Voilà une idée à laquelle Gorim n’a jamais songé. Pour lui, le centre de la cible, c’est le cœur de l’ennemi, ses poumons, un quelconque organe vital, le torse, la tête éventuellement. Quelque chose d’assez gros pour toucher pour de bon, même si ce sont souvent les parties du corps les mieux protégées. L’instructeur beuglait qu’un ennemi qu’on rate, c’est un ennemi qui avance, pas le temps de faire des fioritures.
« Je… je ne sais pas. »« Au moins t’es honnête. On va voir ça. »
Le thorkin sans attendre de réponse ou commentaire s’en va fouiller dans la réserve pour trouver un des mannequins d’entraînement que l’on sort à certaines occasions pour tester la résistance des pièces d’armure prélevées sur les ennemis. Au buste, un sac de paille, fixé sur un chevalet, comme n’importe quelle cible, il assujettit deux « bras » et deux « jambes », assemblages de bois, de tissus et de paille. Pour y voir le représentant d’une quelconque race bipède, il faut déjà un peu d’imagination. Beuglant la consigne à laquelle les deux autres archers présents répondent en rangeant leur flèche au carquois, il traine sans ménagement le chevalet vers l’arrière du champ de tir, et remplace la cible en face de Gorim, puis revient à son niveau.
« Bon, ben on va voir ce que ça donne. Tire dans le bras. »

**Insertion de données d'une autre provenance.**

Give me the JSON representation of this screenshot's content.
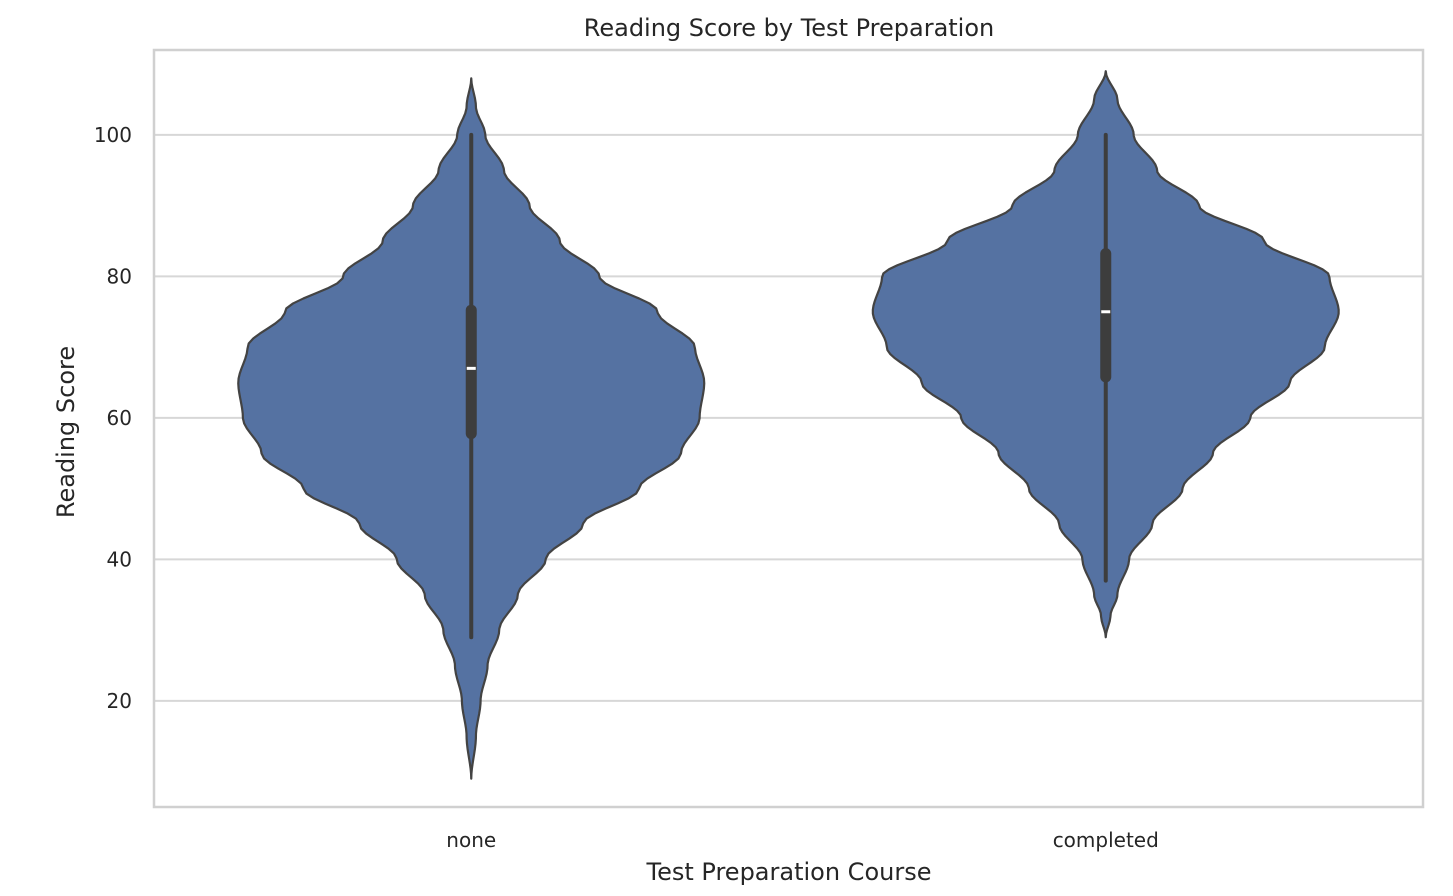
{
  "chart_data": {
    "type": "violin",
    "title": "Reading Score by Test Preparation",
    "xlabel": "Test Preparation Course",
    "ylabel": "Reading Score",
    "categories": [
      "none",
      "completed"
    ],
    "ylim": [
      5,
      112
    ],
    "yticks": [
      20,
      40,
      60,
      80,
      100
    ],
    "grid": true,
    "legend": "none",
    "colors": {
      "violin_fill": "#5572a2",
      "violin_edge": "#434343",
      "box": "#3d3d3d",
      "median": "#ffffff",
      "grid": "#d7d7d7",
      "frame": "#d0d0d0"
    },
    "violins": [
      {
        "category": "none",
        "min": 29,
        "q1": 57,
        "median": 67,
        "q3": 76,
        "max": 100,
        "density_extent": [
          9,
          108
        ],
        "profile": [
          [
            9,
            0.0
          ],
          [
            15,
            0.02
          ],
          [
            20,
            0.04
          ],
          [
            25,
            0.07
          ],
          [
            30,
            0.12
          ],
          [
            35,
            0.2
          ],
          [
            40,
            0.32
          ],
          [
            45,
            0.48
          ],
          [
            50,
            0.72
          ],
          [
            55,
            0.9
          ],
          [
            60,
            0.98
          ],
          [
            65,
            1.0
          ],
          [
            70,
            0.96
          ],
          [
            75,
            0.8
          ],
          [
            80,
            0.55
          ],
          [
            85,
            0.38
          ],
          [
            90,
            0.25
          ],
          [
            95,
            0.14
          ],
          [
            100,
            0.06
          ],
          [
            104,
            0.02
          ],
          [
            108,
            0.0
          ]
        ]
      },
      {
        "category": "completed",
        "min": 37,
        "q1": 65,
        "median": 75,
        "q3": 84,
        "max": 100,
        "density_extent": [
          29,
          109
        ],
        "profile": [
          [
            29,
            0.0
          ],
          [
            32,
            0.02
          ],
          [
            35,
            0.05
          ],
          [
            40,
            0.1
          ],
          [
            45,
            0.2
          ],
          [
            50,
            0.33
          ],
          [
            55,
            0.46
          ],
          [
            60,
            0.62
          ],
          [
            65,
            0.79
          ],
          [
            70,
            0.94
          ],
          [
            75,
            1.0
          ],
          [
            80,
            0.96
          ],
          [
            85,
            0.68
          ],
          [
            90,
            0.4
          ],
          [
            95,
            0.22
          ],
          [
            100,
            0.12
          ],
          [
            105,
            0.05
          ],
          [
            109,
            0.0
          ]
        ]
      }
    ]
  }
}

La situation est quelque peu incongrue, par habitude d’obéir aux ordres, par sens du défi, Gorim s’exécute cependant. Par bras, il comprend le segment perpendiculaire supérieur de droite. Alors il vise, serein, et tire et… manque. Et pas d’un peu. Sans tourner la tête, pour ne pas voir la figure de l’inconnu, il tire une nouvelle flèche avec tout aussi peu de succès. La troisième consacre un nouvel échec. Le milicien va pour tirer la quatrième quand il sent une main se poser sur son bras.
« Du calme mon gars. Du calme. T’énerve pas, t’arriveras à rien. C’est normal de pas y arriver. Tu tires bien, mais… tu tires sur des grosses cibles. Même si tu touches au centre, t’as la cible dans l’œil. T’as la cible dans la tête.»

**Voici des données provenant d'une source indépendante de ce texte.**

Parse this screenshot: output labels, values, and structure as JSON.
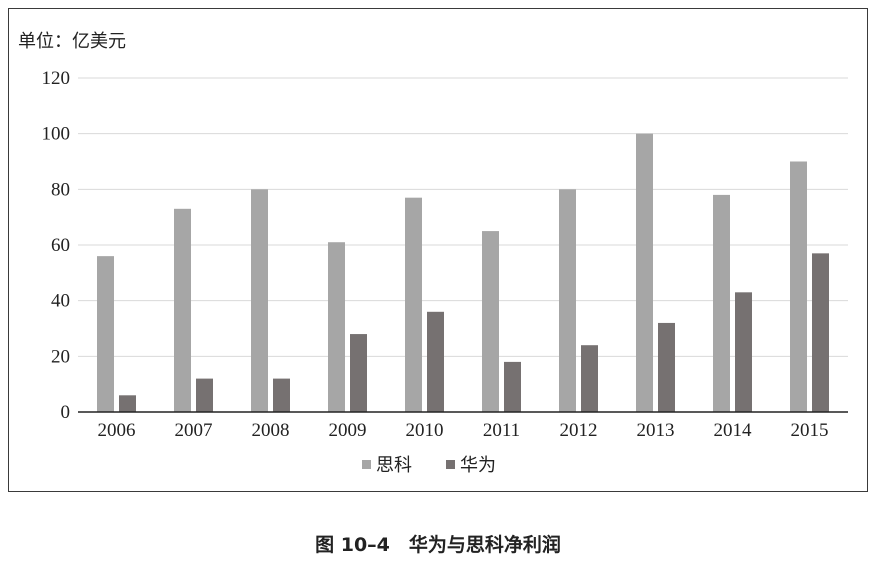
{
  "chart_data": {
    "type": "bar",
    "unit_label": "单位：亿美元",
    "caption": "图 10–4　华为与思科净利润",
    "categories": [
      "2006",
      "2007",
      "2008",
      "2009",
      "2010",
      "2011",
      "2012",
      "2013",
      "2014",
      "2015"
    ],
    "series": [
      {
        "name": "思科",
        "color": "#a6a6a6",
        "values": [
          56,
          73,
          80,
          61,
          77,
          65,
          80,
          100,
          78,
          90
        ]
      },
      {
        "name": "华为",
        "color": "#767171",
        "values": [
          6,
          12,
          12,
          28,
          36,
          18,
          24,
          32,
          43,
          57
        ]
      }
    ],
    "y_ticks": [
      "0",
      "20",
      "40",
      "60",
      "80",
      "100",
      "120"
    ],
    "ylim": [
      0,
      120
    ],
    "grid": true,
    "gridline_color": "#d9d9d9",
    "legend_position": "bottom"
  }
}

« Ouais, ouais… »« Je sais que ça t’passe au-d’ssus de la tête ce que j’te dis. C’est pas le moment d’y penser de toute façon. Mais repense à ça, à l’occasion. Sors-toi la cible de la tête. Apprend à viser n’importe quoi. D’abord dans ta tête, le reste suivra. T’as l’air de savoir te servir d’un arc. »
« Je croyais... »« Mais si ! Bon, aller, persévère. Que Valyus veille sur toi, milicien. »
« Valyus veille sur vous. »Sans un mot de plus, le thorkin qui ne s’est pas présenté s’en va du champ de tir, adressant un simple signe de tête à l’intendant qui en retour incline quelque peu le buste. Cet échange silencieux pique la curiosité de Gorim, mais il s’attache d’abord à prendre sa revanche sur cette histoire de tir aux bras.
D’abord, reprendre confiance : tirer dans le torse, Gorim sait faire, aussi achève-t-il le mannequin de deux flèches, dans les tripes, dans les poumons. Ca suffirait sans doute à mettre à mal n’importe quel ennemi, pour de bon, malheureusement. C’est sûr qu’un garzok aux poumons percés, il n’y a pas grand-chose à en tirer. Si on lui sectionne une artère dans la cuisse non plus, mais tout de même… La question de blesser, ne pas tuer, fait chemin dans la tête du milicien. Pas assez cependant pour qu’il réussisse. De toute manière, il n’a plus de flèches, et il a assez passé de temps comme cela. Aussi s’en retourne-t-il à la salle commune de la milice.